Philosophical themes are scarce in cinematic sci-fi, but “Zardoz” flaunts them in abundance, and with tongue-in-cheek twists. The hero, Zed, is Death incarnate; his mission, to kill God. Heavy, heady stuff: high camp at its loftiest. It’s Freudian science fiction, where eternal children rebel against their cosmic parents, attempting to kill the ultimate Father figure of the Tabernacle and sleep the sleep of oblivion in the womb of Mother Earth—who has been so subdued that the only expression left for Her is violent Evolution: the Death and Rebirth of an entire society, an entire species. It’s Jungian science fiction, where any trait pushed far enough becomes its own opposite. It’s Nietzschean science fiction, in which humans dare to seek God (and to look behind the masks of God) in order to destroy It and end Its oppression and enslavement. It’s mythological science fiction, full of dialog and imagery as psychologically primal, archetypal and raw as Beowulf, Camelot or Ulysses. It’s science fiction as religious metaphor: a story of revenge against a god’s betrayal—and of a nature god’s revenge against the hubris of Humankind for creating the “offense against nature” that is The Vortex.

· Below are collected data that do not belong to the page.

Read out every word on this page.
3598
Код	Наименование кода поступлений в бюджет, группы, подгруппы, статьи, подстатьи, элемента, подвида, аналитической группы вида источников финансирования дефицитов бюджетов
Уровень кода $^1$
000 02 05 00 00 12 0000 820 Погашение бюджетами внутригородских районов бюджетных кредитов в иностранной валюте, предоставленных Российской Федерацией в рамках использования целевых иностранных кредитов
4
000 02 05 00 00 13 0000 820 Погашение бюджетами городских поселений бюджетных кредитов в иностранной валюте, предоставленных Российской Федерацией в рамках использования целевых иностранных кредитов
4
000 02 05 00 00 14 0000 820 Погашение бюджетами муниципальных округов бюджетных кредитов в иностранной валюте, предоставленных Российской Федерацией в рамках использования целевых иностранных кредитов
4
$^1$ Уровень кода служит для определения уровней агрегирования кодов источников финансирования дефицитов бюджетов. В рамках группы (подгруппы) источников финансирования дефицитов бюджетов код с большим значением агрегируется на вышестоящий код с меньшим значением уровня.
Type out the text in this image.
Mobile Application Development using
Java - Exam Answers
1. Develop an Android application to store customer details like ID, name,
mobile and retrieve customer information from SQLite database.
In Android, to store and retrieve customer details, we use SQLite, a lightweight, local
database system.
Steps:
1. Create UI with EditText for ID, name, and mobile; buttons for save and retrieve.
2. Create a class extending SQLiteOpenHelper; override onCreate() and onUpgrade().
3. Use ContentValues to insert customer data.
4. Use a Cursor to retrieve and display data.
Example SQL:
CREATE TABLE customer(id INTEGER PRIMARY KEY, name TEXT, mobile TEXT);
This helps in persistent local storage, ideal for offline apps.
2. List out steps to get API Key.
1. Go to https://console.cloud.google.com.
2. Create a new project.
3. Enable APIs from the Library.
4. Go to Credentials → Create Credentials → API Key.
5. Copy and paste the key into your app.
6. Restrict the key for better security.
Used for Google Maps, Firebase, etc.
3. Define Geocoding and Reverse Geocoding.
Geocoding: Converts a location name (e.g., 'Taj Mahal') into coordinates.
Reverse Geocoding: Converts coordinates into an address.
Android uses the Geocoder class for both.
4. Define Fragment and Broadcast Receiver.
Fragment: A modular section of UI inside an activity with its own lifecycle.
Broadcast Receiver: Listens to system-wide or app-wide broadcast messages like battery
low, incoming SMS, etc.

“Zardoz” is also a visually brilliant film, full of hallucinatory and hallucinogenic imagery, which peaks in the mind-bending “touch-teaching” sequence, a multi-media swirl of compressed art and information. And it’s an aural experience as well, quoting Nietzsche and T.S. Eliot in the dialog, and using both the mournful and somber Second Movement of Beethoven’s Seventh Symphony (in a haunting vocal performance) and its bright, ecstatic Third Movement in appropriate portions.
As if all this wasn’t enough, “Zardoz” is also a deeply facetious film; a silly satire bursting with mock portentousness (“All that I was is gone,” Connery mumbles through a porridge-thick burr), parodied pretentiousness (“In hunting you, I have become you”), pithy dialog (“It was all a joke!”) and the damnedest cleverest title of any movie ever made. The secret behind the mock-god Zardoz is simultaneously obvious, unguessably brilliant and enormously amusingly—proof that self-proclaimed charlatan Arthur Frayn really is a wizard of gods. Even though he, like all the rest of them (and all of us!) was “bred and led” by the Evolutionary Imperative (in a cynical sense, humans might very well be merely genes’ way of manufacturing more genes) he can still claim authorship of this “shaggy god story.”